One little-known hedge fund barometer is pointing to trouble, however. The alphabet soup of complex investments that Wall Street created in recent years — R.M.B.S.’s, C.D.O.’s and the like — includes C.F.O.’s, short for collateralized fund obligations. Virtually unknown outside the industry, these investments are the hedge fund equivalent of mortgage-backed securities: securities backed by hedge funds.
But last week, credit ratings agencies warned that they might lower the ratings of several C.F.O.’s, in part because of the concern that investors would withdraw money from the funds backing the investments. Standard & Poor’s downgraded parts of nine C.F.O. deals, Fitch placed five on a negative rating watch, and Moody’s put one on a downgrade review.
“The concern is over the redemptions that are happening,” said Jenny Story, an analyst with Fitch Ratings. “The gates are being closed.”
While few in number, C.F.O.’s represent a broad swath of the industry. The vehicles were created by funds of funds, which invest in hedge funds. Each C.F.O. includes stakes in dozens and sometimes hundreds of hedge funds with a variety of investment strategies.
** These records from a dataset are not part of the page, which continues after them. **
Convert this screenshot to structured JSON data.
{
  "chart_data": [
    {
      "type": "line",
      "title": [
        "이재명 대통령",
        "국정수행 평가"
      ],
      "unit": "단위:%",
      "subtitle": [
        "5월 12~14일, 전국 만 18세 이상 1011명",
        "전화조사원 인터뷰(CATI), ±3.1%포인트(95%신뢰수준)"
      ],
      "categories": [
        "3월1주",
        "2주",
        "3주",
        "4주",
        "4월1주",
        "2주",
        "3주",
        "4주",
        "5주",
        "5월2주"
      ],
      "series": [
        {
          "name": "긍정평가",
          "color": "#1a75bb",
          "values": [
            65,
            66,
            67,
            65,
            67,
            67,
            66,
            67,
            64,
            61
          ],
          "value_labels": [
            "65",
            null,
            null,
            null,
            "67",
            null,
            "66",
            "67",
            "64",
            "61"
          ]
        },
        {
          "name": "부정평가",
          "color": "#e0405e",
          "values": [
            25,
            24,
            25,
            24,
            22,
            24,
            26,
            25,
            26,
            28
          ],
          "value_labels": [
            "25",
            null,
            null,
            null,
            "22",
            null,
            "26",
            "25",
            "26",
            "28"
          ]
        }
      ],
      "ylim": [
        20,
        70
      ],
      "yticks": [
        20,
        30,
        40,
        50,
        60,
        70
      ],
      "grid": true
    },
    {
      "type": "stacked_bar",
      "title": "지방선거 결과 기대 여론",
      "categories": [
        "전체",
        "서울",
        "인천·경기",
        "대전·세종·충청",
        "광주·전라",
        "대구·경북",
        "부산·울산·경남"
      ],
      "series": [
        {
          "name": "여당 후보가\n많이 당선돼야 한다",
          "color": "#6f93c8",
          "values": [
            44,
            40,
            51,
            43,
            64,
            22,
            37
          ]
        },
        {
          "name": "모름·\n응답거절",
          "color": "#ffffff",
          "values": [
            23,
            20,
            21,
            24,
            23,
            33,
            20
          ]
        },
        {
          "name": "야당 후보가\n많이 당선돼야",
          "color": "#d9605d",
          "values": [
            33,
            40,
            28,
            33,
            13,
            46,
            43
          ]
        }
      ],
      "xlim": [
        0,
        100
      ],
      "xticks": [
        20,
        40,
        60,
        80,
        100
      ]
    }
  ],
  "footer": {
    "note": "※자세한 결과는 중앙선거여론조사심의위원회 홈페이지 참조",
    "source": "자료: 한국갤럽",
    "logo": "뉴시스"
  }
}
Coast Asset Management, a $5.6 billion fund of funds in Santa Monica, Calif., created three C.F.O.’s in the last few years. The three vehicles raised a total of $1.85 billion, according to Dealogic, and they have a seven-year lock-up on the money. It was that lock-up that appealed to David E. Smith, the firm’s chief executive, who ran into trouble borrowing in 1998, after the collapse of the giant hedge fund Long Term Capital Management.
Coast executives said they were not particularly concerned about the C.F.O.’s, because they had not seen many hedge funds putting limits on redemptions, or “closing the gates,” as the industry calls it.
“It’s clearly been a very tough year for investors in general,” Mr. Smith said. “But I think hedge funds have done a good job of navigating very tough markets and don’t get the type of recognition that they should.”
Two of the C.F.O.’s put on watch or downgraded by the ratings agencies are run by two units of the British hedge fund Man Group. One is run by Glenwood Capital in Chicago, which saw its multi-strategy fund lose more than 4 percent through July, according to an investor. A spokesman for the funds declined to comment.
Returns are not in yet for September, but hedge fund managers say this month is even worse than the summer. Some funds were hurt by new rules from the Securities and Exchange Commission on short-selling, a tactic for betting against stock prices. The commission made it more difficult to short all stocks and temporarily banned the strategy in more than 800 financial stocks. In particular, this hurt convertible-bond managers, who often buy bonds that can be converted into shares and short the underlying stocks.
The short-selling ban lasts until Thursday evening, but it is widely expected to be extended.
John P. Rigas, the chief executive of Sciens Capital Management, knows firsthand how difficult it can be to get money out of troubled hedge funds. He spotted problems at Amaranth Advisors a year before that fund collapsed because of wrong-way bets in the energy markets, but it took him eight months to retrieve all of his fund of funds’ investment. Mr. Rigas’ firm runs a C.F.O. that is invested in 41 hedge funds, but he said he had put more than 25 percent of his funds’ capital into cash to weather the storm.
He predicts further liquidations in the industry.
“How can I say that the environment is not bad?” Mr. Rigas said. “It’s difficult with hedge funds because they are very fragile. By their nature they’re fragile instruments because investors can ask for their money.”